Updated on 2023-03-30 GMT+08:00

Distributed Data Storage

GaussDB(DWS) horizontally partitions tables, distributing tuples in a table to multiple nodes. This allows you to filter out unnecessary data when querying to quickly locate data and significantly improve database performance.

Horizontal partitioning distributes data in a table to multiple nodes based on a specific data distribution policy.GaussDB(DWS) supports the data distribution policies described in Table 1. When executing the CREATE TABLE statement, you can configure the DISTRIBUTE BY parameter to enable data distribution on a specific table.

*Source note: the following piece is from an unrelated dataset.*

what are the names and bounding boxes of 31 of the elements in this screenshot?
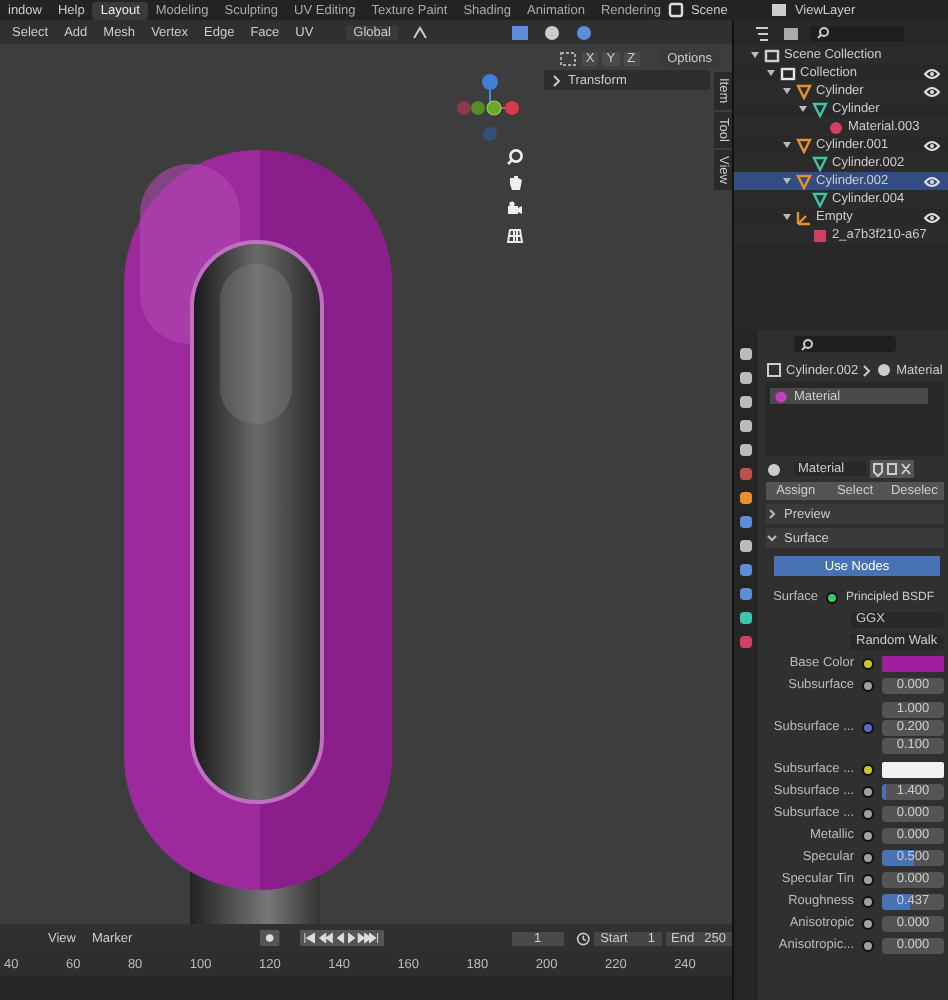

Table 1 Distribution policies

Policy

Description

Scenario

Advantage & Disadvantage

Replication

Full data in a table is stored on each DN in the cluster.

Small tables and dimension tables

  • The advantage of replication is that each DN has full data of the table. During the join operation, data does not need to be redistributed, reducing network overheads and reducing plan segments (each plan segment starts a corresponding thread).
  • The disadvantage of replication is that each DN retains the complete data of the table, resulting in data redundancy. Generally, replication is only used for small dimension tables.

Hash

Table data is distributed on all DNs in the cluster.

Fact tables containing a large amount of data

  • The I/O resources of each node can be used during data read/write, greatly improving the read/write speed of a table.
  • Generally, a large table (containing over 1 million records) is defined as a hash table.

Polling (Round-robin)

Supported by 8.1.2 and later versions

Each row in the table is sent to each DN in turn. Data can be evenly distributed on each DN.

Fact tables that contain a large amount of data and cannot find a proper distribution key in hash mode

  • Round-robin can avoid data skew, improving the space utilization of the cluster.
  • Round-robin does not support local DN optimization like a hash table does, and the query performance of Round-robin is usually lower than that of a hash table.
  • If a proper distribution key can be found for a large table, use the hash distribution mode with better performance. Otherwise, define the table as a round-robin table.